Patients who are listed for lung transplants face a long wait, with the 1996 median waiting time to transplantation of 567 days. Donor lungs are distributed to patients (who match blood type and body size) solely according to who has been waiting longest on the United Network for Organ Sharing national waiting list. Recently, the Department of Health and Human Services advocated a revision of the organ allocation system that would also consider medical urgency. But for patients with cystic fibrosis, a common indication for lung transplantation, no single clinical factor reliably determines which patient among many is in most urgent need of a donor lung, according to a study supported in part by the Agency for Healthcare Research and Quality (National Research Service Award fellowship F32 HS00124).

Roger D. Yusen, M.D., of Washington University School of Medicine in St. Louis, MO, and his colleagues reviewed the records of 146 cystic fibrosis patients at one medical center who were listed for lung transplantation. They compared the characteristics of patients who died awaiting transplantation with those of patients who survived until transplantation or the end of the study.
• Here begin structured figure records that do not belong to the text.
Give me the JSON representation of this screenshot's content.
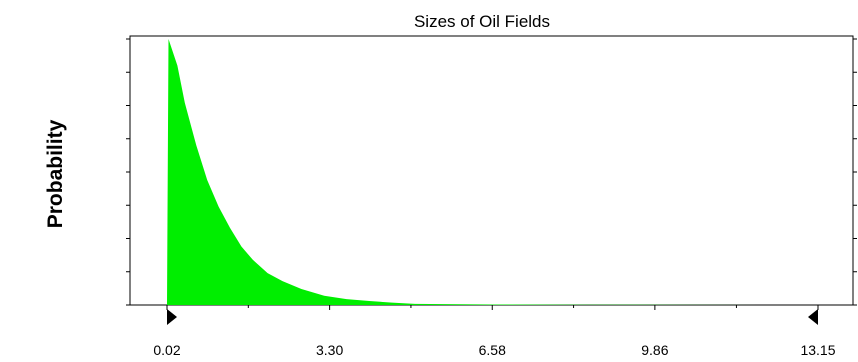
{
  "chart_data": {
    "type": "area",
    "title": "Sizes of Oil Fields",
    "xlabel": "",
    "ylabel": "Probability",
    "xlim": [
      0.02,
      13.15
    ],
    "ylim": [
      0,
      1
    ],
    "x_tick_labels": [
      "0.02",
      "3.30",
      "6.58",
      "9.86",
      "13.15"
    ],
    "x_tick_values": [
      0.02,
      3.3,
      6.58,
      9.86,
      13.15
    ],
    "y_ticks": [
      0,
      0.125,
      0.25,
      0.375,
      0.5,
      0.625,
      0.75,
      0.875,
      1.0
    ],
    "grid": false,
    "fill_color": "#00ee00",
    "marker_color": "#000000",
    "left_marker_value": 0.02,
    "right_marker_value": 13.15,
    "x": [
      0.02,
      0.05,
      0.23,
      0.38,
      0.61,
      0.83,
      1.06,
      1.29,
      1.52,
      1.75,
      2.05,
      2.35,
      2.73,
      3.19,
      3.64,
      4.1,
      4.56,
      5.02,
      6.58,
      8.5,
      10.5,
      13.15
    ],
    "y": [
      0.0,
      1.0,
      0.9,
      0.76,
      0.6,
      0.47,
      0.37,
      0.29,
      0.22,
      0.17,
      0.12,
      0.09,
      0.06,
      0.035,
      0.022,
      0.015,
      0.009,
      0.004,
      0.002,
      0.001,
      0.0005,
      0.0
    ]
  }
}
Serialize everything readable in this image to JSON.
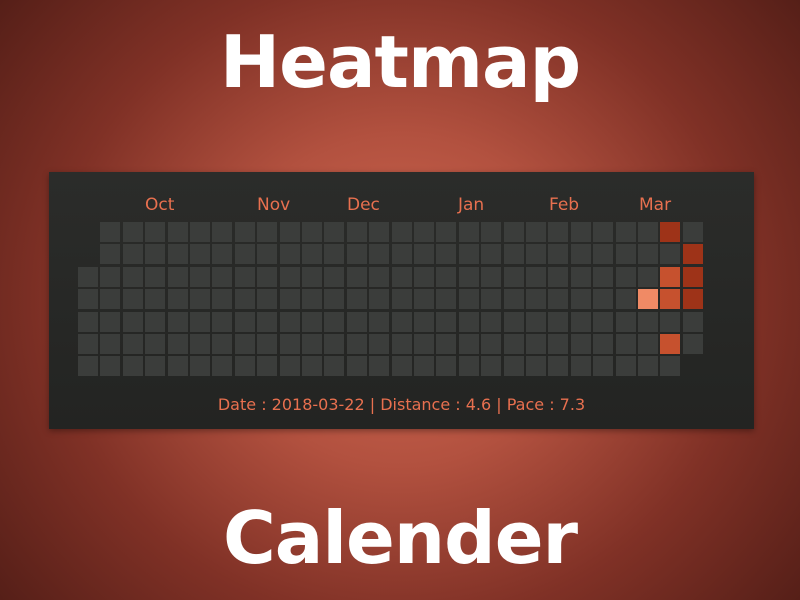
{
  "title_top": "Heatmap",
  "title_bottom": "Calender",
  "colors": {
    "background_center": "#d36a53",
    "background_edge": "#4a1a14",
    "panel": "#272826",
    "empty_cell": "#3b3d3b",
    "accent_text": "#e8704f",
    "level_1": "#f08a65",
    "level_2": "#c6512e",
    "level_3": "#9e3318"
  },
  "heatmap": {
    "months": [
      "Oct",
      "Nov",
      "Dec",
      "Jan",
      "Feb",
      "Mar"
    ],
    "week_count": 28,
    "days_per_week": 7,
    "active_days": [
      {
        "week": 26,
        "day": 0,
        "level": 3
      },
      {
        "week": 27,
        "day": 1,
        "level": 3
      },
      {
        "week": 26,
        "day": 2,
        "level": 2
      },
      {
        "week": 27,
        "day": 2,
        "level": 3
      },
      {
        "week": 25,
        "day": 3,
        "level": 1
      },
      {
        "week": 26,
        "day": 3,
        "level": 2
      },
      {
        "week": 27,
        "day": 3,
        "level": 3
      },
      {
        "week": 26,
        "day": 5,
        "level": 2
      }
    ]
  },
  "status": {
    "text": "Date : 2018-03-22 | Distance : 4.6 | Pace : 7.3"
  }
}
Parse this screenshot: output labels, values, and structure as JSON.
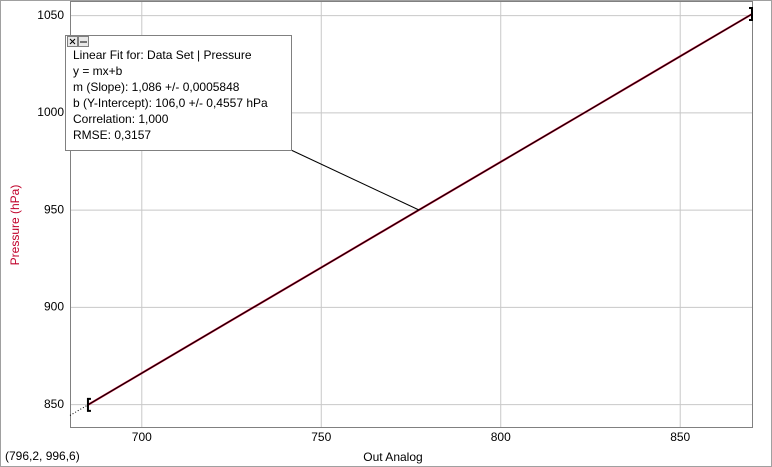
{
  "chart_data": {
    "type": "line",
    "x_label": "Out Analog",
    "y_label": "Pressure (hPa)",
    "x": [
      685,
      700,
      725,
      750,
      775,
      800,
      825,
      850,
      870
    ],
    "series": [
      {
        "color": "#c0002a",
        "values": [
          849.9,
          866.2,
          893.4,
          920.5,
          947.7,
          974.8,
          1001.9,
          1029.1,
          1050.8
        ]
      },
      {
        "color": "#000000",
        "values": [
          849.9,
          866.2,
          893.4,
          920.5,
          947.7,
          974.8,
          1001.9,
          1029.1,
          1050.8
        ]
      }
    ],
    "xlim": [
      680,
      870
    ],
    "ylim": [
      838,
      1057
    ],
    "xticks": [
      700,
      750,
      800,
      850
    ],
    "yticks": [
      850,
      900,
      950,
      1000,
      1050
    ],
    "grid": true,
    "annotation": {
      "lines": [
        "Linear Fit for:  Data Set | Pressure",
        "y = mx+b",
        "m (Slope): 1,086 +/- 0,0005848",
        "b (Y-Intercept): 106,0 +/- 0,4557 hPa",
        "Correlation: 1,000",
        "RMSE: 0,3157"
      ]
    },
    "status": "(796,2, 996,6)"
  }
}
Patients who either walked a shorter distance in 6 minutes, had higher systolic pulmonary artery pressure, or suffered from diabetes mellitus were significantly more likely to die while waiting for a lung transplant. For each 50 meter increase in the 6-minute walk distance, the risk of death decreased by 31 percent, and for each 5 mm Hg increase in the systolic pulmonary artery pressure, the chance of death increased by 41 percent. Finally, the presence of diabetes mellitus increased the risk of death before transplantation by 57 percent. However, these factors and other features overlapped considerably between the group of patients who died waiting and the group who lived until transplantation or the end of the study. These findings underscore the difficulties of trying to devise legitimate medical urgency criteria for allocating donor lungs.

See "Outcome of patients with cystic fibrosis awaiting lung transplantation," by Carmine Dario Vizza, Dr. Yusen, John P. Lynch, and others, in the September 2000 American Journal of Respiratory and Critical Care Medicine 162, pp. 819-824.